Вадим Кузьмич любил такую погоду, и Наталья Михайловна знала, что на рынок, в магазин, в прачечную Вадима Кузьмина лучше посылать
Дома Анфертьев застал окончание уборки. Посуда была вымыта, раковина продраена какими-то порошками с романтическими названиями, Танька стаскивала со всей квартиры в свой угол бантики, карандаши, куски пластилина с завязшими в них пуговицами, головы и туловища кукол, рассыпавшиеся от безжалостного чтения книжки. Стол в комнате светился льняной скатертью с квадратами нетронутых складок, на Наталье Михайловне красовалось тесноватое платье из панбархата цвета хаки, и даже кольцо, ребята, она надела золотое обручальное кольцо, а на Таньку - новые тапочки. Надколотый кувшин исчез с полки, роскошный альбом вынут из ряда книг и поставлен лицом к Вовушке, опять для Вовушки в передней стояли расшитые комнатные туфли, за которыми битых три часа, самых лучших в ее жизни три часа Наталья Михайловна простояла в очереди. На креслах, которым Вадим Кузьмич самолично дважды менял обшивку, лежали накидки - вдруг Вовушка пожелает сесть, а если не сядет, тоже не беда, кресла будут радовать Во-вушкин взор. И он подумает, он вынужден будет подумать, он просто никуда не денется от мысли, что Вадька Анфертьев неплохо, черт его подери, устроился в жизни!
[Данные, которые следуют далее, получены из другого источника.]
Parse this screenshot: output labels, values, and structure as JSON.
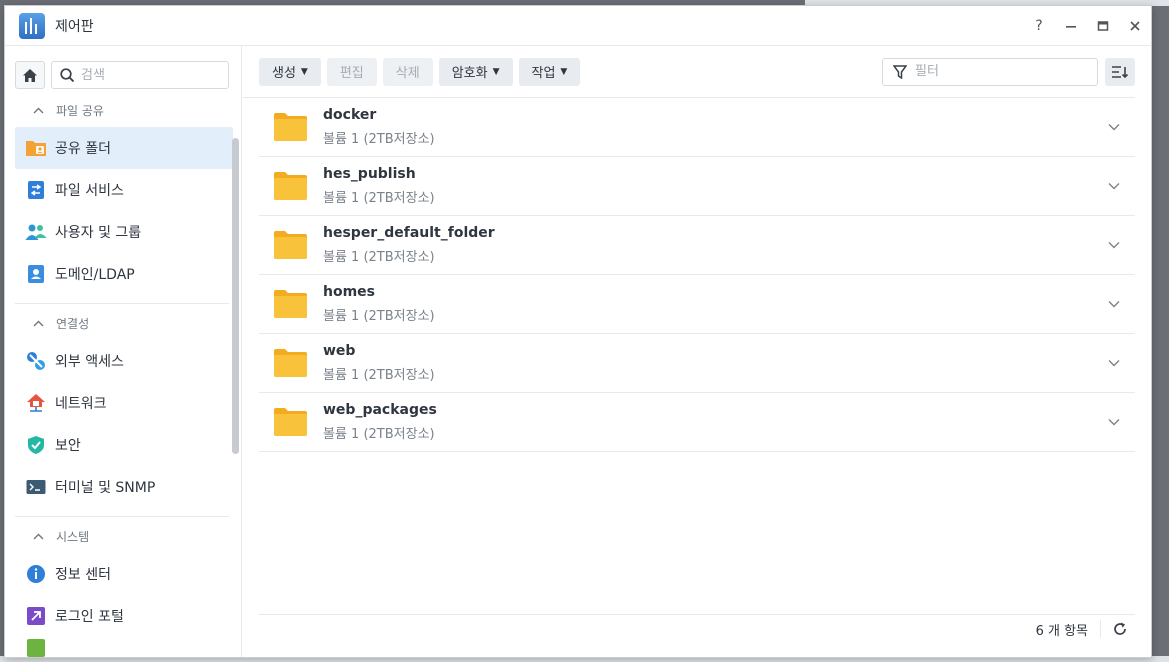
{
  "window": {
    "title": "제어판"
  },
  "sidebar": {
    "search_placeholder": "검색",
    "sections": [
      {
        "title": "파일 공유",
        "items": [
          "공유 폴더",
          "파일 서비스",
          "사용자 및 그룹",
          "도메인/LDAP"
        ]
      },
      {
        "title": "연결성",
        "items": [
          "외부 액세스",
          "네트워크",
          "보안",
          "터미널 및 SNMP"
        ]
      },
      {
        "title": "시스템",
        "items": [
          "정보 센터",
          "로그인 포털"
        ]
      }
    ]
  },
  "toolbar": {
    "create": "생성",
    "edit": "편집",
    "delete": "삭제",
    "encrypt": "암호화",
    "action": "작업",
    "filter_placeholder": "필터"
  },
  "folders": [
    {
      "name": "docker",
      "location": "볼륨 1 (2TB저장소)"
    },
    {
      "name": "hes_publish",
      "location": "볼륨 1 (2TB저장소)"
    },
    {
      "name": "hesper_default_folder",
      "location": "볼륨 1 (2TB저장소)"
    },
    {
      "name": "homes",
      "location": "볼륨 1 (2TB저장소)"
    },
    {
      "name": "web",
      "location": "볼륨 1 (2TB저장소)"
    },
    {
      "name": "web_packages",
      "location": "볼륨 1 (2TB저장소)"
    }
  ],
  "footer": {
    "count": "6 개 항목"
  },
  "colors": {
    "accent": "#e3eefb",
    "folder": "#f8c23a",
    "folder_dark": "#f3ab1f"
  }
}
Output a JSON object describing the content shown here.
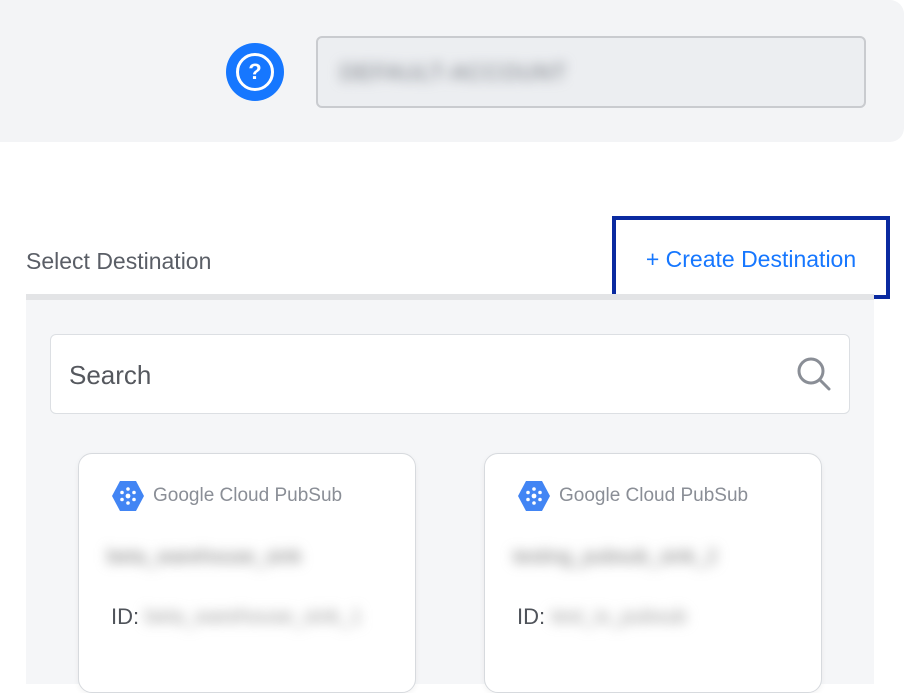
{
  "header": {
    "help_icon_glyph": "?",
    "account_field_value": "DEFAULT-ACCOUNT"
  },
  "destination": {
    "select_label": "Select Destination",
    "create_link_label": "+ Create Destination",
    "accent_color": "#1677ff",
    "highlight_border_color": "#0a2aa0"
  },
  "search": {
    "placeholder": "Search",
    "icon": "search-icon"
  },
  "cards": [
    {
      "provider_label": "Google Cloud PubSub",
      "provider_icon": "google-cloud-pubsub-icon",
      "name": "beta_warehouse_sink",
      "id_label": "ID:",
      "id_value": "beta_warehouse_sink_1"
    },
    {
      "provider_label": "Google Cloud PubSub",
      "provider_icon": "google-cloud-pubsub-icon",
      "name": "testing_pubsub_sink_2",
      "id_label": "ID:",
      "id_value": "test_io_pubsub"
    }
  ]
}
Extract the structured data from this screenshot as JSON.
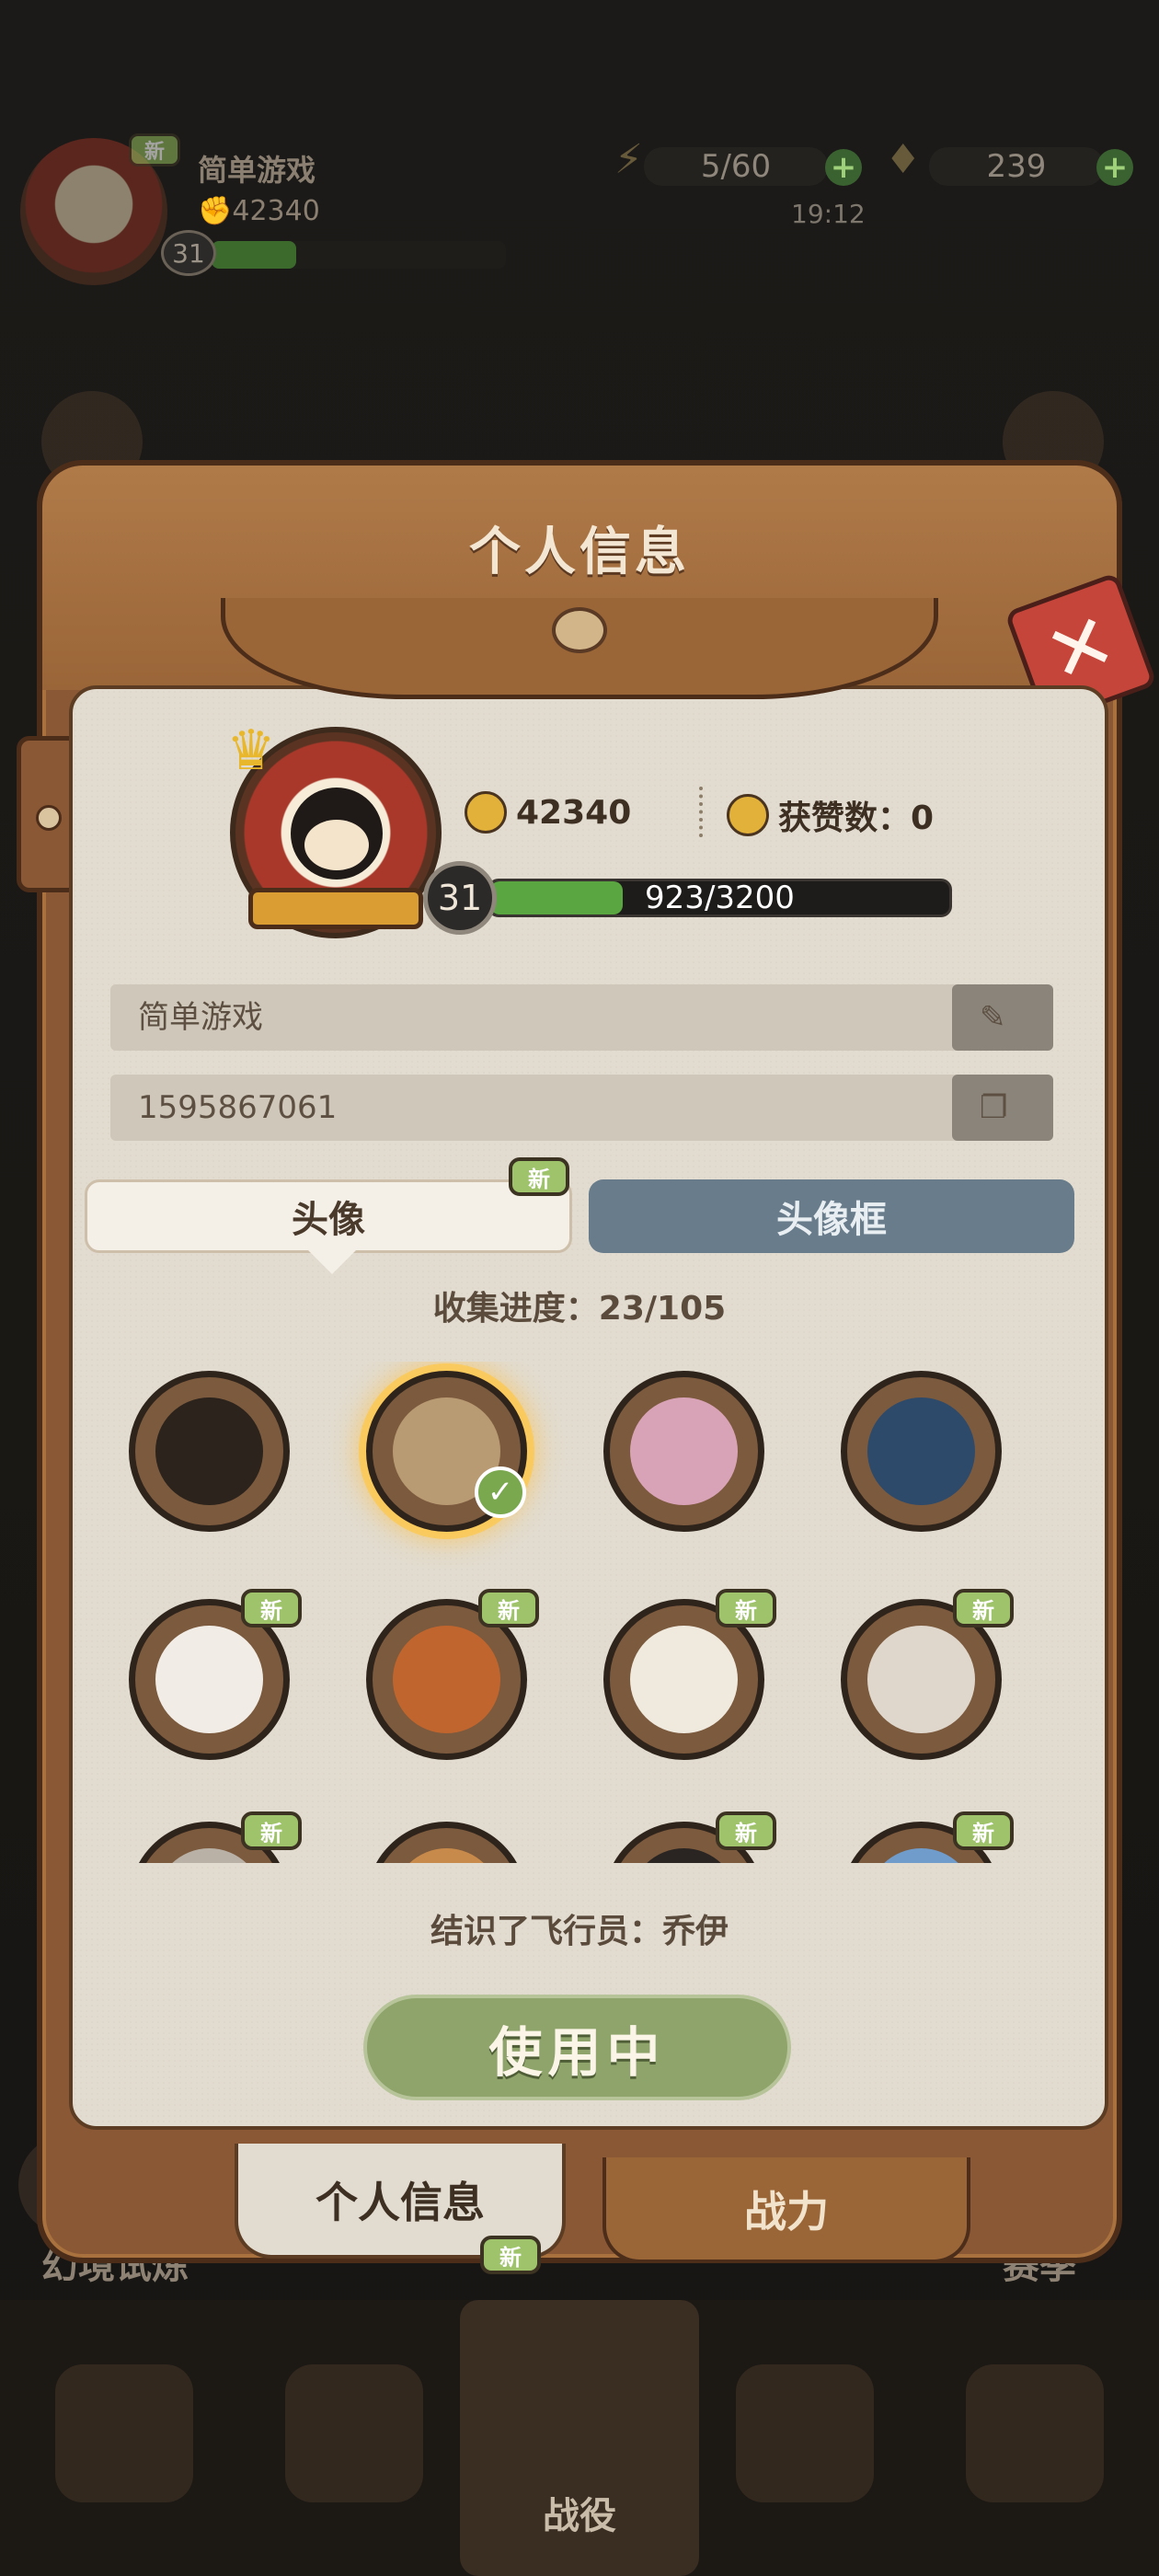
{
  "hud": {
    "player_name": "简单游戏",
    "power": "42340",
    "level": "31",
    "level_progress_fraction": 0.288,
    "energy": "5/60",
    "gems": "239",
    "timer": "19:12",
    "new_badge": "新"
  },
  "modal": {
    "title": "个人信息",
    "close_icon": "close-icon",
    "profile": {
      "power": "42340",
      "likes_label": "获赞数：0",
      "level": "31",
      "xp_text": "923/3200",
      "xp_fraction": 0.288,
      "name": "简单游戏",
      "uid": "1595867061"
    },
    "tabs": [
      {
        "label": "头像",
        "active": true,
        "new": "新"
      },
      {
        "label": "头像框",
        "active": false
      }
    ],
    "collection_progress": "收集进度：23/105",
    "avatars": [
      {
        "color": "#2b231c",
        "selected": false,
        "new": ""
      },
      {
        "color": "#b89a73",
        "selected": true,
        "new": ""
      },
      {
        "color": "#d9a3b7",
        "selected": false,
        "new": ""
      },
      {
        "color": "#2e4a6a",
        "selected": false,
        "new": ""
      },
      {
        "color": "#f1ede6",
        "selected": false,
        "new": "新"
      },
      {
        "color": "#c0652d",
        "selected": false,
        "new": "新"
      },
      {
        "color": "#efe9de",
        "selected": false,
        "new": "新"
      },
      {
        "color": "#dfd7cc",
        "selected": false,
        "new": "新"
      },
      {
        "color": "#b9b1a6",
        "selected": false,
        "new": "新"
      },
      {
        "color": "#c88a4a",
        "selected": false,
        "new": ""
      },
      {
        "color": "#2a2522",
        "selected": false,
        "new": "新"
      },
      {
        "color": "#6f9ccb",
        "selected": false,
        "new": "新"
      }
    ],
    "description": "结识了飞行员：乔伊",
    "use_button": "使用中",
    "bottom_tabs": [
      {
        "label": "个人信息",
        "active": true,
        "new": "新"
      },
      {
        "label": "战力",
        "active": false
      }
    ]
  },
  "background": {
    "left_label": "幻境试炼",
    "right_label": "赛季",
    "dock_center": "战役"
  }
}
У него, у этого подонка Анфертьева, жена с монетным профилем, прелестный ребенок, отличная квартира из двух комнат, с прихожей в два квадратных метра, кухней, раздельными удобствами, окнами, с потолком и полом, у него кресла с алыми накидками, изготовленными народными мастерами Украины, альбом с сюрреалистической обложкой, у него комнатные тапки, расшитые цветными нитками в дружественной Индии, а для гостей у него всегда найдется бутылка водки, кусок колбасы и банка сайры, которая недавно и, кажется, навсегда попала в разряд изысканнейших блюд. "О! подумает Вовушка.
– Анфертьев всегда был парень не промах, и уж если кому завидовать в жизни, то, конечно, этому пройдохе Анфертьеву, мать его за ногу!"